What did you inherit that you didn't choose?
A belief, a silence about belief, a parent's plan for who you'd become, a wound that arrived before you had the language for it. Name one. How did you reckon with it as an adult — and are you still?
Have you ever rejected something so hard you stayed tied to it?
Larkin spends her life rejecting Earthseed, and the rejection itself keeps her tethered. Is there something you defined yourself against so completely that it ended up defining you anyway?
Love, or control?
Marc loved Larkin and lied to her for decades to keep her. Name something someone did to you or for you that you've had to decide was love, control, or both at once. You don't have to name the person — just what they did, and what it cost you to figure out what it was.
Which story did you reach for when things stopped making sense?
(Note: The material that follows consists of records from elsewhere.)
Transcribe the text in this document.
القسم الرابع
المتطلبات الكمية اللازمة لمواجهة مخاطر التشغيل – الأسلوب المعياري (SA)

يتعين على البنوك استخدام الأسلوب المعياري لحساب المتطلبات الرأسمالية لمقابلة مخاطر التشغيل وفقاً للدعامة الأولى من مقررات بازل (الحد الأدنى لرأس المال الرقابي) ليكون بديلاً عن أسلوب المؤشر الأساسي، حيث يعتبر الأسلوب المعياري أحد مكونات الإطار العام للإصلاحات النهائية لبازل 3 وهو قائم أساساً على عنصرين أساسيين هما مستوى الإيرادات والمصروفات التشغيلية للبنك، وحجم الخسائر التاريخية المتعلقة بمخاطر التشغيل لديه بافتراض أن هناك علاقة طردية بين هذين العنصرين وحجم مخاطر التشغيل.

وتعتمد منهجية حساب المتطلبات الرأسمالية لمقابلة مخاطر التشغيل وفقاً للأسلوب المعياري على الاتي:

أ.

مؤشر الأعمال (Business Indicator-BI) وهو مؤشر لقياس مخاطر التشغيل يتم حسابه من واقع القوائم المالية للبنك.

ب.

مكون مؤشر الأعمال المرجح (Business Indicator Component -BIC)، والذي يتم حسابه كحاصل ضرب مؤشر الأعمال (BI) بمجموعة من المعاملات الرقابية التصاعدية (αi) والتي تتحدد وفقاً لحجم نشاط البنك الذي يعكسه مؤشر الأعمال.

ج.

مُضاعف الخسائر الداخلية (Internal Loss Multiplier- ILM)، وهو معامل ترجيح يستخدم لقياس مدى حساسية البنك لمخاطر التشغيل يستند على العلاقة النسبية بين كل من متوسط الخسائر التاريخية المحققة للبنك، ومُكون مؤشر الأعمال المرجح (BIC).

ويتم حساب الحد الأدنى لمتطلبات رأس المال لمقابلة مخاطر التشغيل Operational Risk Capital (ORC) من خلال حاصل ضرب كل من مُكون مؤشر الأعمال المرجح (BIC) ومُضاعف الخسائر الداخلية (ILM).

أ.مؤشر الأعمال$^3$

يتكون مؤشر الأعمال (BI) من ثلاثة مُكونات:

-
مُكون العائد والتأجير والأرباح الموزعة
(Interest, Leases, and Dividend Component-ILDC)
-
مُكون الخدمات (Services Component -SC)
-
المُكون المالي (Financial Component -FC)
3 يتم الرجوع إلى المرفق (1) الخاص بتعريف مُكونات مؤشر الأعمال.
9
When your world tilted, did you reach for the story that named an enemy or the story that asked you to grow? Have you ever grabbed the wrong one? What did it cost you to notice?
A brutal book buries its hope on purpose. Four places it's hiding. Dig them up before you close the night.
Strip everything else away and this stays true: the Destiny was real. The thing Lauren insisted on when no one believed her — that humanity's purpose is to take root among the stars — arrives. The shuttles leave. She was right about the one thing she said mattered most.
For a while, the life works. People who had nothing build a real community out of trust and labor and shared belief, in a poisoned world. The book lets you see what they made before it's taken — and that it existed at all is its own kind of hope.
A doctor decades older, steady and clear-eyed, who chose Lauren fully even while fearing where her certainty would lead. The marriage is tender in the middle of catastrophe — two exhausted people deciding to belong to each other anyway.
Stolen, unloved, lied to for decades — and she still grows into the sharp, perceptive, uncompromising person who can write this entire book. The damage didn't get the last word on who she became. And she still finds the capacity to keep a family, even a complicated one.
Read the setup. Vote with your gut. Then each person defends their vote in thirty seconds — and no one changes a vote after hearing the others.
Acorn is thriving. Larkin has just been born. Bankole — a doctor who has seen enough of this world to read what's coming — asks Lauren to move the family to Halstead: walls, distance, a little more safety than a growing, visible Earthseed community can offer. Lauren refuses. She believes retreat is the one thing Earthseed cannot survive.
Seven months later, the Crusaders come down the hill in armored vehicles. Bankole dies. Larkin is stolen. Every adult at Acorn is collared, worked, raped, and "re-educated" for the next year and a half.
Was Lauren's refusal to move the cost the Destiny required — or the moment her certainty stopped protecting the people who loved her?
Now vote one more time — but move the stand. Bankole saw it coming and stayed anyway.
The gap between how you judged Lauren and how you judge Bankole is the real conversation. Sit in it before you move on.